# How to get a fall apart brisket



## boogiewithstu (Oct 21, 2015)

I have tried several times, but never got a brisket that I could pull apart with my hands.  So I am not sure what I am doing wrong.

This is how I prepare and smoke.

I marinate for at least 24 hours, in a plastic bag, and flip every few hours.  This is what I use for the marinade:

Soy sauce

Red wine vinegar
Lemon juice
Worcestershire sauce
Cloves garlic; crushed
Dry mustard
Coarsely ground pepper
Salt
Chopped fresh parsley

I also inject the brisket with the marinade.  I have a electric cajun injection smoker, and I use mesquite chips.  I soak the chips for a day and use this water for the water pan and add some of the marinade to it as well.   It keeps the temp very stable, I smoke about 180 degrees.  I pull the brisket off when it reaches 180.  

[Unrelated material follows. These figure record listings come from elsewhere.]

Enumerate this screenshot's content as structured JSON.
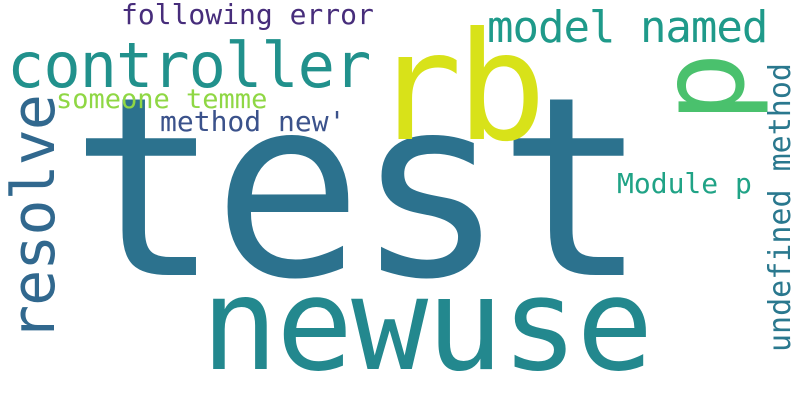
{
  "words": {
    "test": {
      "text": "test",
      "color": "#2c728e"
    },
    "newuse": {
      "text": "newuse",
      "color": "#23888e"
    },
    "controller": {
      "text": "controller",
      "color": "#21918c"
    },
    "rb": {
      "text": "rb",
      "color": "#d8e219"
    },
    "p": {
      "text": "p",
      "color": "#4ac16d"
    },
    "model_named": {
      "text": "model named",
      "color": "#1f9a8a"
    },
    "resolve": {
      "text": "resolve",
      "color": "#31688e"
    },
    "following": {
      "text": "following error",
      "color": "#472d7b"
    },
    "someone": {
      "text": "someone temme",
      "color": "#8fd744"
    },
    "method_new": {
      "text": "method new'",
      "color": "#3b528b"
    },
    "module_p": {
      "text": "Module p",
      "color": "#20a386"
    },
    "undefined": {
      "text": "undefined method",
      "color": "#2a788e"
    }
  }
}
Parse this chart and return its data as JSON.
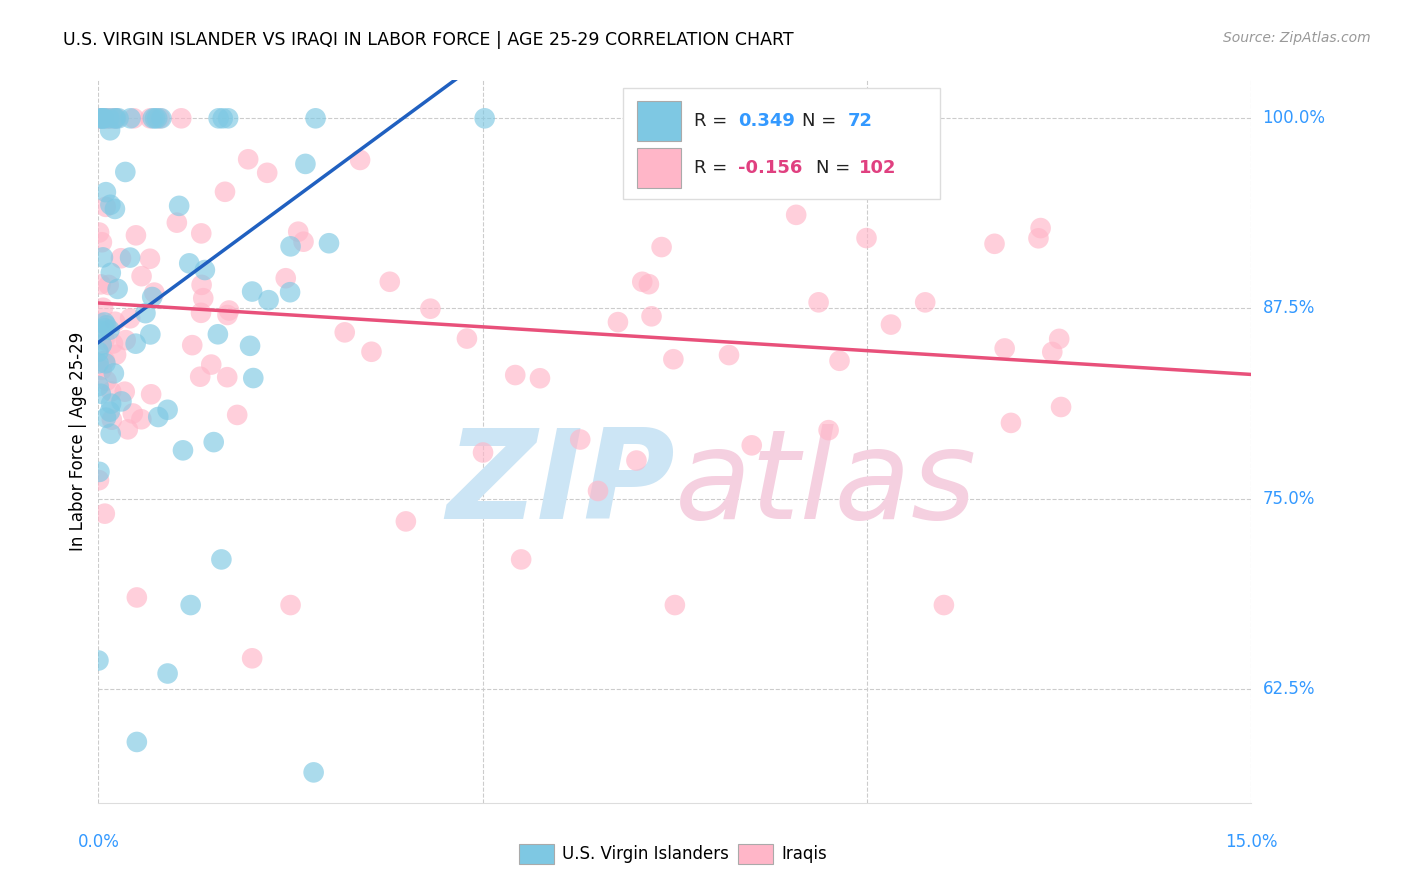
{
  "title": "U.S. VIRGIN ISLANDER VS IRAQI IN LABOR FORCE | AGE 25-29 CORRELATION CHART",
  "source": "Source: ZipAtlas.com",
  "ylabel_label": "In Labor Force | Age 25-29",
  "legend_label_vi": "U.S. Virgin Islanders",
  "legend_label_iq": "Iraqis",
  "R_vi": 0.349,
  "N_vi": 72,
  "R_iq": -0.156,
  "N_iq": 102,
  "color_vi": "#7ec8e3",
  "color_iq": "#ffb6c8",
  "line_color_vi": "#2060c0",
  "line_color_iq": "#e8507a",
  "x_min": 0.0,
  "x_max": 0.15,
  "y_min": 0.55,
  "y_max": 1.025,
  "y_ticks": [
    0.625,
    0.75,
    0.875,
    1.0
  ],
  "y_tick_labels": [
    "62.5%",
    "75.0%",
    "87.5%",
    "100.0%"
  ],
  "x_ticks": [
    0.0,
    0.05,
    0.1,
    0.15
  ],
  "x_tick_labels": [
    "0.0%",
    "",
    "",
    "15.0%"
  ],
  "seed": 7
}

From what I have been reading perhaps I should foil at 165, and take the brisket to 210 - 220?  Then pull it off and wrap it up and put it in a cooler for an hour?

Any advise is greatly appreciated!!

I really want to make a fall apart brisket.  Every place I go that has smoked brisket, I always get it to see how it is.  The best one so far was at the Thrival music festival and was done by Bad Azz BBQ.  The guy said 170 - 180 for 13 hours.  He said he does not foil or anything like that.


----------



## kc5tpy (Oct 21, 2015)

Hello.  Welcome.  I see this is your first post.  Please take some time and swing over to Roll Call and introduce yourself so that we may give you a proper "Hello".  All info you can provide us with such as smoker type, location and so on will help us answer any questions you may have, and pictures help a bunch.  As for your question: Start reading the link below.  Keep Smokin!

Danny

http://www.smokingmeatforums.com/t/181613/lets-talk-brisket


----------



## redheelerdog (Oct 21, 2015)

Pulled pork starts to pull ~190F-195F internal, 205F IT will pull no problemo.

Brisket will be close to the same, take it to 205F IT, pull it off, wrap it in a cooler for an hour and it will be pretty damn tender.


----------



## boogiewithstu (Oct 22, 2015)

So I should set the temperature on my smoker at 205?


----------



## bigtrain74 (Oct 22, 2015)

You should cook the brisket until you get an internal temp of 205 if you are looking for "fall apart" brisket. Then let is rest in foil for a few hours before slicing it.

And smoke it at 225-235 degrees.

Good luck


----------



## boogiewithstu (Oct 22, 2015)

Fat cap up or down?  To flip or not to flip?  There seems to be a lot of debate about this.  My smokers heat source is on the bottom right.  

How have you guys placed your briskets, and do you flip?


----------



## bmaddox (Oct 22, 2015)

BoogiewithStu said:


> So I should set the temperature on my smoker at 205?


No. It should be 225 or higher. If your target temp is 205 and you smoke it at 205 it will take forever to reach the target temp and will dry it out.


----------



## bmaddox (Oct 22, 2015)

BoogiewithStu said:


> Fat cap up or down?  To flip or not to flip?  There seems to be a lot of debate about this.  My smokers heat source is on the bottom right.
> 
> How have you guys placed your briskets, and do you flip?


I do fat cap up and never flip. If you notice that the side that faces the heat source is cooking too fast then you could flip it.


----------



## bigtrain74 (Oct 22, 2015)

I also do not flip and I have personally not found a difference in fat cap up or down but others will swear to you on their way of doing it.


----------



## boogiewithstu (Oct 26, 2015)

I always put my brisket on the top rack.  Where should I place my water pan, the rack just above the fire box?  Can I place the drippings pan below on the rack below the brisket, or should I do the brisket in a pan?

On a side note I stopped at the local grocery store and asked the butcher if they had any brisket.  They did it was CAB for $8.15 a pound.  I about dropped over.  I was just at Walmart and it was $2.45 a pound, but they were out.  Most likely Walmart would be choice,













smoker.JPG



__ boogiewithstu
__ Oct 26, 2015


----------



## daveomak (Oct 28, 2015)

BoogiewithStu said:


> So I should set the temperature on my smoker at 205?



That what I use for a smoker temp....   Keep from boiling out the moisture in the meat...     Foiling the meat after the smoke is added is fine...  That way you will avoid the stall....  the brisket will probably take 24 hours or so to get to temperature...    Once above 185, the meat will start to tenderize... it takes time... lots of time...    You can finish it in the oven if you wish...   still around 210 ish oven temp...
You might think about changing from Mesquite to a fruit wood to see how you like the flavor...   Mesquite is a very pronounced flavor wood ....  Soaking the chips is not necessary..   If you want to add water to the smoker, I recommend only for the smoking portion...  I use a tuna can with water in it just to add a small bit of moisture....


----------



## boogiewithstu (Oct 28, 2015)

Thanks Dave.  I love the mesquite flavor.  I tried cherry once and it was very sweet, to much for my taste.


----------